Many new atmospheric majors at our institution either have no prior programming experience or else have taken an introductory course in a language not well suited to general-purpose scientific programming, such as Java. Their course schedules usually do not have the flexibility to add a dedicated programming course during their junior year, when they are beginning their intensive study of atmospheric physics and dynamics.

The author has incorporated a mini crash course in Python programming into the lab section he teaches on Atmospheric Thermodynamics. Because the available class time for focusing on programming skills is extremely limited, a traditional systematic introduction to language syntax and library features is not possible. Instead, an immersive/integrative approach is taken that introduces the student to new concepts and features only as they are needed to complete a particular task. Over the space of about seven weekly 2-hour lab periods, students progress from writing a simple program that simply ingests and parses the raw text data from a radiosonde sounding taken on our own rooftop to creating publication-quality plots of the sounding (including isobars, isotherms, and adiabats), and finally, to implementing and plotting a numerical simulation of the vertical trajectory of a moist parcel with specified initial temperature, dewpoint, and upward velocity.

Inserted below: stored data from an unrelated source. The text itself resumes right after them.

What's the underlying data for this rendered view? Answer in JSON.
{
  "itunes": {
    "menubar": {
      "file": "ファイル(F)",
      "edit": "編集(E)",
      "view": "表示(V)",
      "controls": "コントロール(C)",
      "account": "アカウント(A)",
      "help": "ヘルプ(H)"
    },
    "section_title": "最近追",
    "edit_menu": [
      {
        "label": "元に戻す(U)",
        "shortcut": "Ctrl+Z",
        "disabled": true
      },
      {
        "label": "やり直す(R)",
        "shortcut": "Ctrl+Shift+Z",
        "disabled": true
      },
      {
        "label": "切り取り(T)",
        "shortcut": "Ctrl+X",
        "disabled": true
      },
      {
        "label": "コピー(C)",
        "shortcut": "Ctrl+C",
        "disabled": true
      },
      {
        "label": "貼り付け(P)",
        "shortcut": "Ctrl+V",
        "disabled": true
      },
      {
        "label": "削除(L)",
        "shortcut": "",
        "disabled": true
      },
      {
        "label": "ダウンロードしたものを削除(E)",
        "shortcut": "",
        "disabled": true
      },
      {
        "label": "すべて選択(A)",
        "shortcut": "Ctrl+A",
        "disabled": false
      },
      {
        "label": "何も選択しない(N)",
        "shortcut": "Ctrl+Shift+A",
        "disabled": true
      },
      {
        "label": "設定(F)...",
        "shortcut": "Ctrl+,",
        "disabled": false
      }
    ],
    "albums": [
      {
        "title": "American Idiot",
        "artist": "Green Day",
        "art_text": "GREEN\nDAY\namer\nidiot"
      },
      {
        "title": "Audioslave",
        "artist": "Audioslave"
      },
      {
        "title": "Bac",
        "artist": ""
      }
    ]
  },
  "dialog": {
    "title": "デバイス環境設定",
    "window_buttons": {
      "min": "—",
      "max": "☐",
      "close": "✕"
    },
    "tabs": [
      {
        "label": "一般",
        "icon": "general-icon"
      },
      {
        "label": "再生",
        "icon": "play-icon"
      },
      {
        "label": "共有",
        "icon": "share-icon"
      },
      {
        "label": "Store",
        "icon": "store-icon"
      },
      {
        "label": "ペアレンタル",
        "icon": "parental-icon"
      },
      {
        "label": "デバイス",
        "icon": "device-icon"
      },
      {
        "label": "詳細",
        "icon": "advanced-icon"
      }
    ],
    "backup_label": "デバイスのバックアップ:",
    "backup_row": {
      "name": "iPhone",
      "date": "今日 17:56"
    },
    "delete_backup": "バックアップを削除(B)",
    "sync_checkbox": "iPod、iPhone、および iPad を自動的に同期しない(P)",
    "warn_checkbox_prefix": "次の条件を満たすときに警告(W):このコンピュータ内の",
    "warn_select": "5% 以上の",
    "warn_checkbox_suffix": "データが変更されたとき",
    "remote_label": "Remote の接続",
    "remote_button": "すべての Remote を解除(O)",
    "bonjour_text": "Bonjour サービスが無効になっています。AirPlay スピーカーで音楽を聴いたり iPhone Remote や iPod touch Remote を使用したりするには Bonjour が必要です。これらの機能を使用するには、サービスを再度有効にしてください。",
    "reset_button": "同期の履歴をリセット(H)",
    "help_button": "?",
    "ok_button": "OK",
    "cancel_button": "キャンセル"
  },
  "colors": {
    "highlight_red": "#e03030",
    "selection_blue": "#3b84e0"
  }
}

Each of these tasks builds directly on the program completed during the prior lab period, so the end result is a single program that accomplishes all of the tasks in sequence. Not only does the student learn valuable programming skills, but concepts such as parcel stability, convective inhibition, CAPE, and the Brunt-Vaisaila frequency are reinforced through experimentation with different starting pressure levels and parcel initial conditions. Even object-oriented programming concepts lend themselves to this exercise, as the student is shown how to program the parcel as an instance of a class with attributes such as temperature, pressure, mixing ratio, and upward velocity, and with methods for modifying these properties as the parcel moves.

Most recently, we moved from a traditional source-file-and-command-line program approach to using Ipython Notebook, which has greatly facilitated interactive experimentation and debugging.

It has been the author's experience that many students absorb and learn to apply a working knowledge of Python surprisingly efficiently via this kind of goal-oriented immersion as compared to a more traditional language-oriented approach.